Leonard Thompson was 14 years old and weighed 65 pounds when he arrived at Toronto General Hospital in January 1922. He had been diabetic for two years. On the starvation diet then used to extend diabetic patients' lives — sometimes fewer than 500 calories per day — he had survived longer than most. His physician thought he had weeks.

On January 11, Thompson received an injection of a pancreatic extract that Frederick Banting and Charles Best had been producing since the summer of 1921. The first dose caused a severe allergic reaction. Two weeks later, with biochemist James Collip's purified version, Thompson received a second injection. His blood sugar dropped from 520 to 120 milligrams per deciliter. He survived. He lived until 1935.

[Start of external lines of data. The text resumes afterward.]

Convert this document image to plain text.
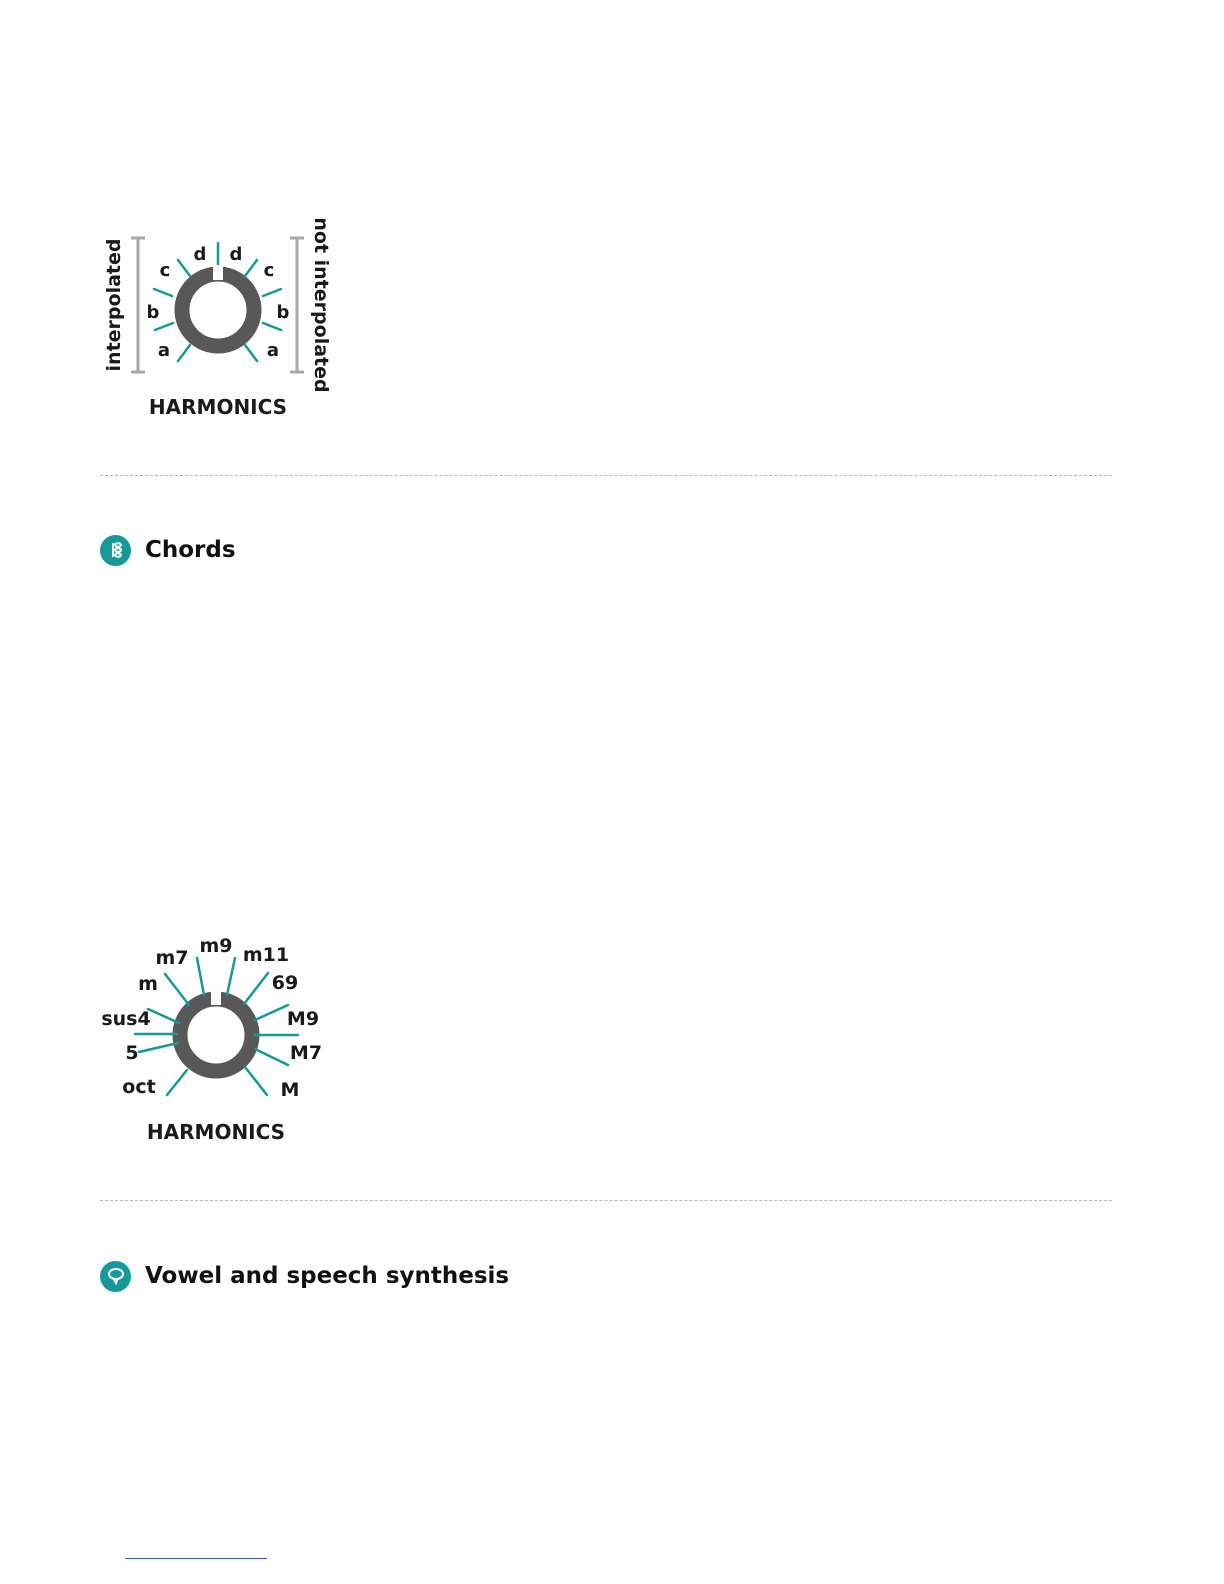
interpolated	not interpolated
a
b
c
d d
c
b
a
HARMONICS
Chords
oct
5
sus4
m
m7
m9 m11
69
M9
M7
M
HARMONICS
Vowel and speech synthesis
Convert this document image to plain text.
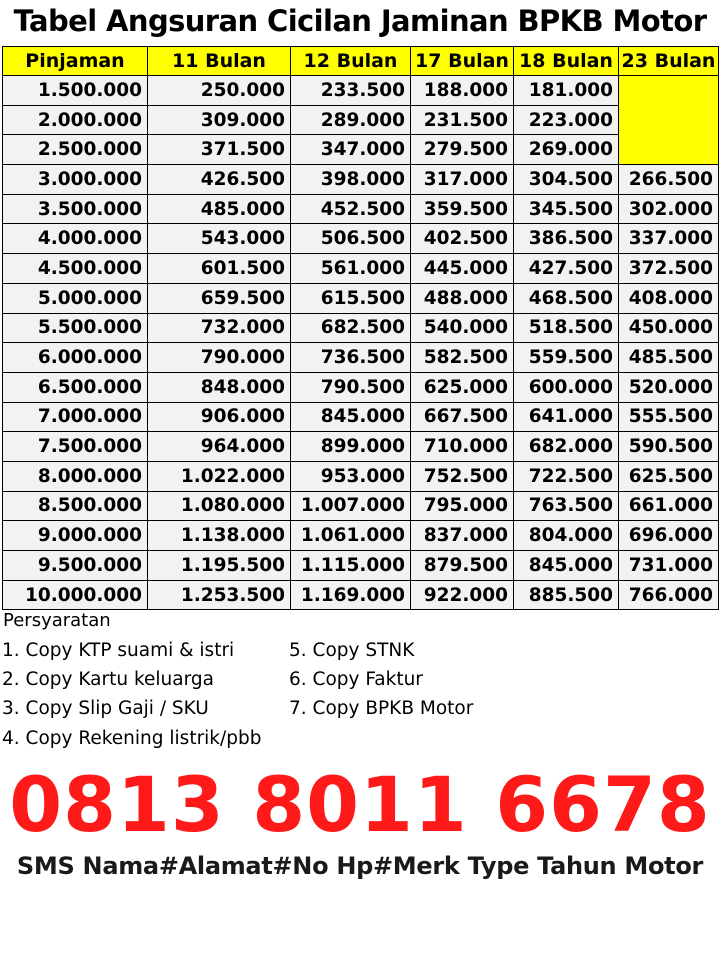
Tabel Angsuran Cicilan Jaminan BPKB Motor
Pinjaman	11 Bulan	12 Bulan	17 Bulan	18 Bulan	23 Bulan
1.500.000	250.000	233.500	188.000	181.000	
2.000.000	309.000	289.000	231.500	223.000	
2.500.000	371.500	347.000	279.500	269.000	
3.000.000	426.500	398.000	317.000	304.500	266.500
3.500.000	485.000	452.500	359.500	345.500	302.000
4.000.000	543.000	506.500	402.500	386.500	337.000
4.500.000	601.500	561.000	445.000	427.500	372.500
5.000.000	659.500	615.500	488.000	468.500	408.000
5.500.000	732.000	682.500	540.000	518.500	450.000
6.000.000	790.000	736.500	582.500	559.500	485.500
6.500.000	848.000	790.500	625.000	600.000	520.000
7.000.000	906.000	845.000	667.500	641.000	555.500
7.500.000	964.000	899.000	710.000	682.000	590.500
8.000.000	1.022.000	953.000	752.500	722.500	625.500
8.500.000	1.080.000	1.007.000	795.000	763.500	661.000
9.000.000	1.138.000	1.061.000	837.000	804.000	696.000
9.500.000	1.195.500	1.115.000	879.500	845.000	731.000
10.000.000	1.253.500	1.169.000	922.000	885.500	766.000
Persyaratan
1. Copy KTP suami & istri
2. Copy Kartu keluarga
3. Copy Slip Gaji / SKU
4. Copy Rekening listrik/pbb
5. Copy STNK
6. Copy Faktur
7. Copy BPKB Motor
0813 8011 6678
SMS Nama#Alamat#No Hp#Merk Type Tahun Motor
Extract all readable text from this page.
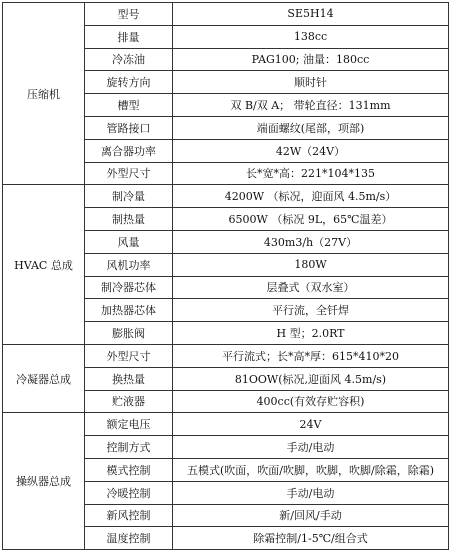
压缩机	型号	SE5H14
	排量	138cc
	冷冻油	PAG100; 油量：180cc
	旋转方向	顺时针
	槽型	双 B/双 A； 带轮直径：131mm
	管路接口	端面螺纹(尾部，项部)
	离合器功率	42W（24V）
	外型尺寸	长*宽*高：221*104*135
HVAC 总成	制冷量	4200W （标况，迎面风 4.5m/s）
	制热量	6500W （标况 9L，65℃温差）
	风量	430m3/h（27V）
	风机功率	180W
	制冷器芯体	层叠式（双水室）
	加热器芯体	平行流，全钎焊
	膨胀阀	H 型；2.0RT
冷凝器总成	外型尺寸	平行流式；长*高*厚：615*410*20
	换热量	81OOW(标况,迎面风 4.5m/s)
	贮液器	400cc(有效存贮容积)
操纵器总成	额定电压	24V
	控制方式	手动/电动
	模式控制	五模式(吹面，吹面/吹脚，吹脚，吹脚/除霜，除霜)
	冷暖控制	手动/电动
	新风控制	新/回风/手动
	温度控制	除霜控制/1-5℃/组合式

Banting was a 29-year-old orthopedic surgeon with no research training. He had approached John Macleod, a physiology professor at the University of Toronto, who gave him a lab, ten dogs, and a student named Best — then left for a summer vacation in Scotland. The Nobel Committee awarded the 1923 prize to Banting and Macleod, not Best. Banting was furious. He split his prize money with Best. Macleod split his with Collip.

Insulin entered mass production at Eli Lilly within months. The patent was sold to the University of Toronto for one dollar, explicitly so any manufacturer could produce it without royalty obligations. Within a year, patients who had been expected to die were leaving hospitals.